IE 11 is not supported. For an optimal experience visit our site on another browser.

Lauren Conrad stays cool in ‘The Hills’

‘It just seemed like a cool opportunity’ says star of her reality TV venture
/ Source: The Associated Press

There were no cameras following Lauren Conrad as she entered the West Hollywood cafe.

That’s notable. Since she was a high-school senior, much of the life of the now 20-year old aqua-eyed, blonde Californian has been filmed, videoed, tape-recorded and put on air.

“It just seemed like a cool opportunity,” Conrad says, recalling why she signed on for such exposure. It’s not something she or her friends consider particularly odd. “I mean if you go to any high school, you are going to get a lot of people who want to be on TV.”

Conrad became a central character in “Laguna Beach,” the MTV series that chronicles teenage life in her hometown, an upscale Southern California beach community. Now she’s left school and home and has moved up the coast to Los Angeles, where she’s the focal point of the spin-off series “The Hills” (Wednesdays, 10 p.m. ET).

The cameras capture Conrad’s lifestyle as she hangs out with new friends, including a volatile roommate, 19 year-old Heidi Montag, and tries to balance the demands of study at the Fashion Institute of Design & Merchandising and an internship at Teen Vogue with the youthful need to party and talk about relationships.

The series is shot in a glossy style that might be “The O.C.” goes “Melrose Place,” except, of course, it’s for real.

Conrad and the show’s creator and executive producer, Adam DiVello, don’t believe there’s artifice in the process.

“Everything they are going through is real. She’s really moved up here, she’s really moved into that apartment, and Heidi is her best friend, and Audrina lives in the building, and Whitney is her fellow intern,” says DiVello, when asked if there is any point where reality ends and scripting takes over. “We film with them for extremely long periods of time, so we do capture everything as it happens, but we have to mold that into a story, of course.”

There’s some need to pre-plan, particularly to secure access to the locations where Conrad works and plays, dines and dances. But once entree is granted the cameras are positioned discretely. DiVello says there’s no need to fictionalize because, “Whenever you get a group of kids in their early 20s together, living on their own for the first time in a city, stuff is going to happen.”

‘A trouper’ with a ‘clean start’DiVello first worked with Conrad on “Laguna Beach.” He calls her “a trouper” and says “she’s definitely become extremely relaxed and comfortable in front of the cameras.”

Conrad says that “the clean start” of doing a new show allows her to reveal what she’d learned from the previous venture.

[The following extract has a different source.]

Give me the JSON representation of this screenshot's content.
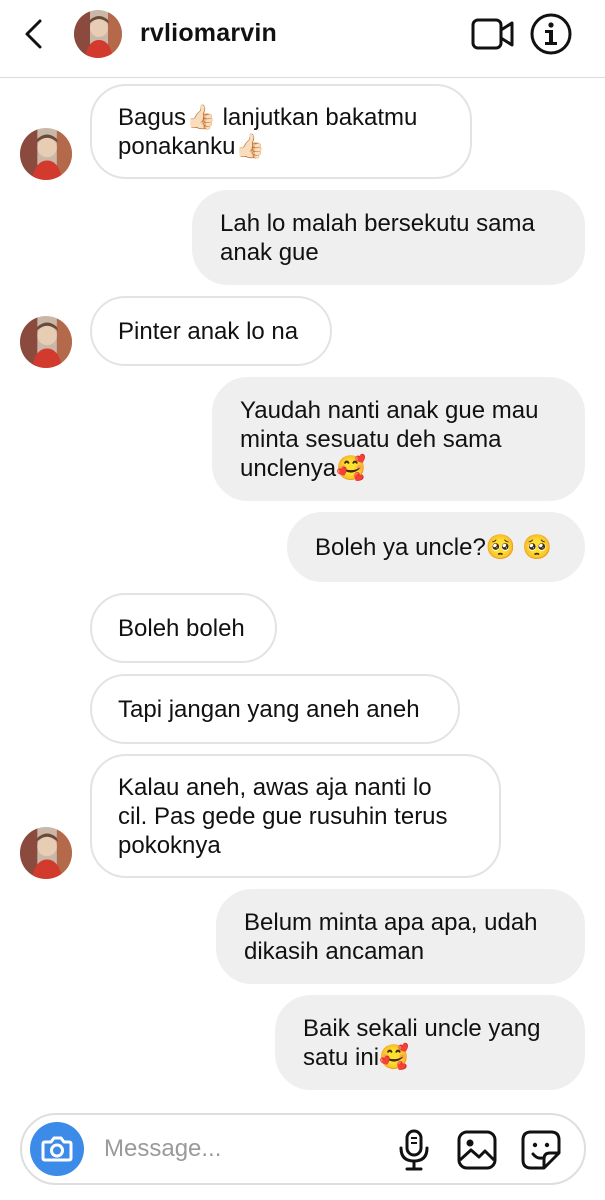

“I think, like, a lot of times you put up a shell when you are filming. You don’t want people to know a lot of things, but what I’ve learned is that people always relate to your problems ... So you shouldn’t be afraid ... If anything it makes for better television if you open up, so I definitely think I let down my guard in filming this show.”

The series does well with viewers aged 12 to 24, who also log on to “The After Show” to dish with the stars and avidly discusses the content in online chat rooms.

Conrad doesn’t check out the online chatter.

“I used to .... but they are really brutal. So, no. They don’t have too much nice to say ... but it’s like anything else, people love you or they hate you.”

She doesn’t watch much TV, but thinks that reality series have caught on because “television shows are so predictable.” With a show like hers, “You don’t know what is going to happen. Life isn’t predictable, and what they have done with this show is make it look as good as a drama.”

She says she is “pretty critical” of herself on camera — questioning her hair and fashion styles and wondering why in one recent episode she appeared “really grumpy.”

She not grumpy this day. Polite and low-key, she’s prettily dressed in a black empire-lined, camisole-strapped summer frock, which her boyfriend, Jason, helped her pick out. She’s wearing ballet flats. There’s a tiny anchor on a thin gold chain around her neck. Another chain holds a glittery star, a gift given to each of “The Hills” girls. It’s the only flashy thing about her appearance.

Unlike her friend Montag, a dedicated party girl who wants a film career, Conrad has no plans to become an actress. She insists, “I can’t act.” But she hopes to achieve her goal to work in the fashion business, possibly in concept development or as a stylist.

She says the close ties between entertainment and the fashion industry made “The Hills” too good an opportunity to miss out on. That’s one reason she signed on. Another is, “It’s lots of fun.”